Third, Technorati isn't only solving problems, although problem solving does soak up a lot of IT cycles. It's also looking to tools like Memcached and Spread to open new business and other opportunities. When I asked Adam about using Spread to expand Technorati's Web service offerings, he said the opportunities, already wide open, only get wider:
It would also be very useful to implement customized watchlists, for example. Suppose you had some weird-assed query...or more accurately, filter. Like, very specific sorts of posts you want to find out about—posts that mention you, Linux Journal and open source, for example. We could set that up as a subscriber to updates. It could watch all the updates come by, discard the 99.99% of updates that aren't relevant, and when it gets a relevant one, it could send you mail or something. Contrast that with our current watchlist implementation that queries the database. Then and imagine if—or when! —we have 100,000 watchlists.
Fourth, Adam is quick to defer to his engineers' expertise, among which is finding useful and free open-source tools in the marketplace. The sounds Adam makes when he talks about his work remind me of those Linus Torvalds makes when he talks about kernel maintainers. Linus said:
It is very hard to find people who don't flame and are calm and rational—and have good taste. I mean it's like...give me one honest man. It doesn't happen...too much. And at the same time, when it happens, it matters a lot. Just a few of these people make a huge difference.
Fifth, it becomes clear that trailblazing work by tasteful flameproof engineers is what gives the world the infrastructure it needs to supports real business, in addition to maintaining the mundane internal operations of enterprises.

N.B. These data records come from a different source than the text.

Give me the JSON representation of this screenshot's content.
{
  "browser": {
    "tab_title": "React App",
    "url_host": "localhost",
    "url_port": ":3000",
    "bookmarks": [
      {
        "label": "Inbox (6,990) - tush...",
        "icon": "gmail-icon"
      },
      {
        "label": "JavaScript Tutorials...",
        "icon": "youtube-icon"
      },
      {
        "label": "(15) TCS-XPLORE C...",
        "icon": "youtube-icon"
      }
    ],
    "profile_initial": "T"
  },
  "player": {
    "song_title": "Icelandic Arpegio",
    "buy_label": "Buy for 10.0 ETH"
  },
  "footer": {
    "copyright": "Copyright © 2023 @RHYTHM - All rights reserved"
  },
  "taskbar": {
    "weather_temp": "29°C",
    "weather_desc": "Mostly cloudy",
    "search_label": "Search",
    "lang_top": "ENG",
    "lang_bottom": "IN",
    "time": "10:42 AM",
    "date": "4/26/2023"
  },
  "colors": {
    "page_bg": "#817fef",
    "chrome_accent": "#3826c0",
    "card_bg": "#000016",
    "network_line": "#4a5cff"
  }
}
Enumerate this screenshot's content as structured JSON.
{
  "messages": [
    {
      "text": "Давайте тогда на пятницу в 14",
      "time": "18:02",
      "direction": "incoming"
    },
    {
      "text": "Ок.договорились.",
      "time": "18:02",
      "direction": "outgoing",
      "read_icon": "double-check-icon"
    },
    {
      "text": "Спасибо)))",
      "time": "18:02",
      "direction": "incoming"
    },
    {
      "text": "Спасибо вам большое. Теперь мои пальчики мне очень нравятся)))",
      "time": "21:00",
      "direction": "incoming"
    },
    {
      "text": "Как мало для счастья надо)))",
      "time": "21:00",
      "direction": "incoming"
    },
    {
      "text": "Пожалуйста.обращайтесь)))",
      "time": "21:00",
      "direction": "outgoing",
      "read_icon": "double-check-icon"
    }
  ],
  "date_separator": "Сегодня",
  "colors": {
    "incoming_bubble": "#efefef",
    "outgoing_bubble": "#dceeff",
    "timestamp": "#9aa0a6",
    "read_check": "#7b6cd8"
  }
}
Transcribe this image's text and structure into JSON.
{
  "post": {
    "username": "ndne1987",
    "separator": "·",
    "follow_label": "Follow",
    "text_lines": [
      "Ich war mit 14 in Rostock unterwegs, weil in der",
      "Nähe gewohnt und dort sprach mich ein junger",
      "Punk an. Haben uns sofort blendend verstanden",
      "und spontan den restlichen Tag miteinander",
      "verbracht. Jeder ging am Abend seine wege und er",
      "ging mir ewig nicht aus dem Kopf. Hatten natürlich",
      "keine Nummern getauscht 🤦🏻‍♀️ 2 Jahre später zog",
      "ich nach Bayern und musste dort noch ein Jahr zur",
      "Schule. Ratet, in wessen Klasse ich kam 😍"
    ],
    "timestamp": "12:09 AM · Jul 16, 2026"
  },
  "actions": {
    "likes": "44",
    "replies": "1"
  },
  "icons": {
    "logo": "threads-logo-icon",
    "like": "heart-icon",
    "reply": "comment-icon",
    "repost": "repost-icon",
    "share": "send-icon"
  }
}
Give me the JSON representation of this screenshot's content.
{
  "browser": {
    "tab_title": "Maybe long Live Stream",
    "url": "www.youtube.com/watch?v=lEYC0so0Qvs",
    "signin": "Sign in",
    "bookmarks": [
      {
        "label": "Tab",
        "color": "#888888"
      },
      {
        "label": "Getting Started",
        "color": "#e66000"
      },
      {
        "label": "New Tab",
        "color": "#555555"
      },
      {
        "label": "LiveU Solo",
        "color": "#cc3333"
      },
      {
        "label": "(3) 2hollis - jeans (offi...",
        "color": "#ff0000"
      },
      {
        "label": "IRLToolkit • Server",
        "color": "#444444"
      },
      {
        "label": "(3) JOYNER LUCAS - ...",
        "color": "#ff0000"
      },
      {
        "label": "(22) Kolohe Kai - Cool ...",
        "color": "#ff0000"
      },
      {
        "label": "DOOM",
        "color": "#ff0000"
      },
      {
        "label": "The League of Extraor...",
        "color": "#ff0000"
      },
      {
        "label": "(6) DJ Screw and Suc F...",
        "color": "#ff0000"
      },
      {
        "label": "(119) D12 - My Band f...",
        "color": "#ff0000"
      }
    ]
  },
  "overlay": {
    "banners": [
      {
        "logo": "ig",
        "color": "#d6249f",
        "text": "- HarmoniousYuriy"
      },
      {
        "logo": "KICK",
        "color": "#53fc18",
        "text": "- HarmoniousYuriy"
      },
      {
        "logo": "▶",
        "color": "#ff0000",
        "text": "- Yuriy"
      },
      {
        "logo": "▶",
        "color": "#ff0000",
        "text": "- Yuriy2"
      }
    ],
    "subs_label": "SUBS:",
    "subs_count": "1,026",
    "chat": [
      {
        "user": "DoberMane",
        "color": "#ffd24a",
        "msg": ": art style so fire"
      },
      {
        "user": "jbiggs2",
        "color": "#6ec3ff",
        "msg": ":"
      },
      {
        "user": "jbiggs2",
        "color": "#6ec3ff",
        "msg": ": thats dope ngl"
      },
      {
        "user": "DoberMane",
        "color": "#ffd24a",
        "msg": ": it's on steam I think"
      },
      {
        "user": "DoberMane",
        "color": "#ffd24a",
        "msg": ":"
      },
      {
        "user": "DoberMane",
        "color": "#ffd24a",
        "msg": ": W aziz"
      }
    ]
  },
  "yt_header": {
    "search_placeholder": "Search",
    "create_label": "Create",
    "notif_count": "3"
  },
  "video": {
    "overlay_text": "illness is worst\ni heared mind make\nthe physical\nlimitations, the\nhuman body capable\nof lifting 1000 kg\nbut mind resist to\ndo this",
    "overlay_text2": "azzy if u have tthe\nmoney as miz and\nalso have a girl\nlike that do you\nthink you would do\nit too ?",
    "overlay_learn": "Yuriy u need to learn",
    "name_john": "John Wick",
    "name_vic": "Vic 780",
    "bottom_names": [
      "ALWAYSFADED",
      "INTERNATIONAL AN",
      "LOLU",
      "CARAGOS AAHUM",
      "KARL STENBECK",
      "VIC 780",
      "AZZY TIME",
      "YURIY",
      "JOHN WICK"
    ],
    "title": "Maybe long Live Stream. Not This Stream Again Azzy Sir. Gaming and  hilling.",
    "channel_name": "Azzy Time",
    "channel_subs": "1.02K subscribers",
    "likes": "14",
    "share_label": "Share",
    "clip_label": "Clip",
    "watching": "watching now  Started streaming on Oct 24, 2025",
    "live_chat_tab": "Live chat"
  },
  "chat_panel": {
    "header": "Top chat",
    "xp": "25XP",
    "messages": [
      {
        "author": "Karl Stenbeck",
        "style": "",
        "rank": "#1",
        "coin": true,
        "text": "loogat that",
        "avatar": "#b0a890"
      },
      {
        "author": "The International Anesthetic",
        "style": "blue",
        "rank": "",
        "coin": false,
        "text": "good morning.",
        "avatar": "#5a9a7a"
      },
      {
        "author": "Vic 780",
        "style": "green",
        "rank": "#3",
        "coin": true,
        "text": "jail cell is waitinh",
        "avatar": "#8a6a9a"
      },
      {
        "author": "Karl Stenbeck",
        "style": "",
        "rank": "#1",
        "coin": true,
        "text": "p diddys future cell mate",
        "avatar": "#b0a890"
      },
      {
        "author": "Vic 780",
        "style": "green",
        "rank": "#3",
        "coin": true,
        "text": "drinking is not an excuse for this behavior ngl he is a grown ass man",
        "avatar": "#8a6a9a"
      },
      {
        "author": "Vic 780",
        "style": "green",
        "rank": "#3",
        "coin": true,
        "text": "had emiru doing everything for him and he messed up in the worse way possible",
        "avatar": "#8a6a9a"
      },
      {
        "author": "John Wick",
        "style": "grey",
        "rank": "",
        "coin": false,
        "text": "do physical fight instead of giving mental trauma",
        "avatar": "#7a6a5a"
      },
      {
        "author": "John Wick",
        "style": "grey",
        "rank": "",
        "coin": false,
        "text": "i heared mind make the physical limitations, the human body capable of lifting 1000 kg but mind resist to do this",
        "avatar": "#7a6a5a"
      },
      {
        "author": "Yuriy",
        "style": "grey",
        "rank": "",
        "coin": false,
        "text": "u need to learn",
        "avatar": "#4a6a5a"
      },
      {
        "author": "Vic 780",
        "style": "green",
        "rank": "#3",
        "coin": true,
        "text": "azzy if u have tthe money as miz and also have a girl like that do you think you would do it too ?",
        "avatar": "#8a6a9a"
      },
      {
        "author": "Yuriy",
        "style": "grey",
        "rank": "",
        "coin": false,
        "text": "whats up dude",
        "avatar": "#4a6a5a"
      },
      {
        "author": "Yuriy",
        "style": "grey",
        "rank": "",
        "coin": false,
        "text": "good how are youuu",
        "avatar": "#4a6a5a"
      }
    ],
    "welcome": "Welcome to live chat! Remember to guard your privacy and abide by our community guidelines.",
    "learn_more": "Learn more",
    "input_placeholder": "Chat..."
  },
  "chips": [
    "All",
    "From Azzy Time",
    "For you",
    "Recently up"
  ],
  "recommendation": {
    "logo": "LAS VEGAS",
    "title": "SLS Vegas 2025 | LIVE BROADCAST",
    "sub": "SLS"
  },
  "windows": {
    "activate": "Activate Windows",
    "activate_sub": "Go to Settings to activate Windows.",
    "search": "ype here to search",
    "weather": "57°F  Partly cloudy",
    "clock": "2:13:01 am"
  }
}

Just in the last few days, while I was writing this column, two other open-source tools came to my attention. They're interesting because they represent two extremes in the marketplace: one external, one internal.
The external one is the Gallery Project, which appears to be establishing itself rapidly as the Apache of photo gallery software. Within a week, Gallery went from something I barely knew to something it seemed everybody was telling me about. It's an extraordinarily rich and deep system that surely will be far more rich and deep by the time you read this. It shows that Apple, Adobe and Microsoft aren't the only ones who care to provide users and photographers with useful tools—and that the tools that matter most aren't those that live on clients or vendor hosting services, but rather on photographers' own servers, or those of their friends, relatives and other parties, including businesses. Gallery is pure DIY infrastructure and another dramatic example of how the Net and open source allow the demand side to supply itself.
I also think it's significant that Galley scratches an itch that isn't only technical. Although it's a bit of a hack to install, it's what marketers call a consumer-facing service. It will be interesting to watch the market effects over the coming year or two.
The internal tool is Yum (Yellowdog Updater Modified), an automatic updater and package installer/remover for RPM-based distributions, developed by the mathematics department at Duke University—specifically by Seth Vidal, the Senior Systems Programmer there.
Yum is public code, with public source repositories and a GPL license. Yet it was developed by Duke for its own internal requirements. Richard Hain, chair of the Math department, recently told me more than 100 Linux machines run in that department alone, with a serious commitment to running Linux on the desktop, as well as on larger machines for serious number crunching. Most office staff are running Linux desktops. Microsoft Windows users are running on Win4Lin. Yum is a necessity in their environment, Hain explains. Frequent hardware updates alone require a “departmental distro that runs Yum every day and maintains packages”.
So, it seems to me, the unusual suspects that matter most in open-source markets aren't only the tools, but the independent spirits that create and use them.
Resources for this article: www.linuxjournal.com/article/7806.
Doc Searls is Senior Editor of Linux Journal
Fast/Flexible Linux OS Recovery
On Demand Now
In this live one-hour webinar, learn how to enhance your existing backup strategies for complete disaster recovery preparedness using Storix System Backup Administrator (SBAdmin), a highly flexible full-system recovery solution for UNIX and Linux systems.
Join Linux Journal's Shawn Powers and David Huffman, President/CEO, Storix, Inc.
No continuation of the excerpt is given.